In the aftermath of a major train crash, let alone a pair in close succession, it's imperative to remember that train accidents are exceedingly rare. That's more or less true around the world, Yonah Freemark reminds us at CNN.com, with high-speed rail in particular performing incredibly well. Writing here earlier this week, Emily Badger pointed out that Americans are less likely to die in a train crash than in a boating accident.

  Of course the sad exceptions are what stick most in our collective minds. Perhaps the worst during this period was the September 2008 collision in Los Angeles between a Metrolink commuter train and a freight train that killed 25 people and injured more than a hundred. That accident was the result of human error, too, with startling similarities to what occurred recently in Europe: an engineer who was texting at the controls and, likely as a result, missed a stop signal.

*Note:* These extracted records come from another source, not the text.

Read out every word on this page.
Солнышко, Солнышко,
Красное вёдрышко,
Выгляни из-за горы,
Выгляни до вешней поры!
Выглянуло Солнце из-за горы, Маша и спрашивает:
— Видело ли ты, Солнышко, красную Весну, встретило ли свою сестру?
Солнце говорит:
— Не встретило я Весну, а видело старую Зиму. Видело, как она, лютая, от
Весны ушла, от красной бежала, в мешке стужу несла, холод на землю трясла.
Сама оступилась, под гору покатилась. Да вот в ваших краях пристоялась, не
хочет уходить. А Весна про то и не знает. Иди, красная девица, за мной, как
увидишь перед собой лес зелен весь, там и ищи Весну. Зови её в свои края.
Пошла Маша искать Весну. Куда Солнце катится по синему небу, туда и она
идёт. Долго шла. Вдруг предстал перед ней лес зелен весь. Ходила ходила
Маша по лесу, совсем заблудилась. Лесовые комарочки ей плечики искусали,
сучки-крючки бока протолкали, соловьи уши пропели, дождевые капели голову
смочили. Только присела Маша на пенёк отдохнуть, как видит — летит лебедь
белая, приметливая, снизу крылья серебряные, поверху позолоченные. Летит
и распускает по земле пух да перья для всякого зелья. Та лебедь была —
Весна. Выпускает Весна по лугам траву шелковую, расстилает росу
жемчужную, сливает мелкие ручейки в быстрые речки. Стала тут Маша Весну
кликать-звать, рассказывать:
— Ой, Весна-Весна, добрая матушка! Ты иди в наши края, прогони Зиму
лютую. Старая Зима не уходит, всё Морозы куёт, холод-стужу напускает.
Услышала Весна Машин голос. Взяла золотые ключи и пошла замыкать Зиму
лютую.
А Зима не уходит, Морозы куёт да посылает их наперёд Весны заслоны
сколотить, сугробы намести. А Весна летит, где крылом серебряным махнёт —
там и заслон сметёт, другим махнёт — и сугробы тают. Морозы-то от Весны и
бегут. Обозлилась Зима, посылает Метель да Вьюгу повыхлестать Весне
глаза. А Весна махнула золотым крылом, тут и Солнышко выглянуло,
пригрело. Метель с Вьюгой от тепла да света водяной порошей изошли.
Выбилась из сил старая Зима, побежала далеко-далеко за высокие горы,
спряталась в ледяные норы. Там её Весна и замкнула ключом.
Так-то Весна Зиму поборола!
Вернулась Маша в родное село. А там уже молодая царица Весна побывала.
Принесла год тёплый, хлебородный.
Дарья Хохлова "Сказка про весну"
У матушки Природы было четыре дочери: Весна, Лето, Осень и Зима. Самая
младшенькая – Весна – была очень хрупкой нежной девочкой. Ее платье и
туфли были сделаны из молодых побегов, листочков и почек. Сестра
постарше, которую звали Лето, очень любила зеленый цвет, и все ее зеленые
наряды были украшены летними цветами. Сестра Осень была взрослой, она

If there's anything good about these incidents it's that they often spark a conversation about safety that's easy to defer in brighter times. Less than a month after the Metrolink crash, Congress adopted the Rail Safety Improvement Act of 2008. The law's biggest measure was the mandatory implementation by intercity and commuter trains (as well as some large freight lines) of a billion-dollar technology called "positive train control."

The promise of PTC, according to the legislation, was to eliminate precisely the types of human errors responsible for the Metrolink and similar crashes: "train-to-train collisions, over-speed derailments, incursions into established work zone limits, and the movement of a train through a switch left in the wrong position."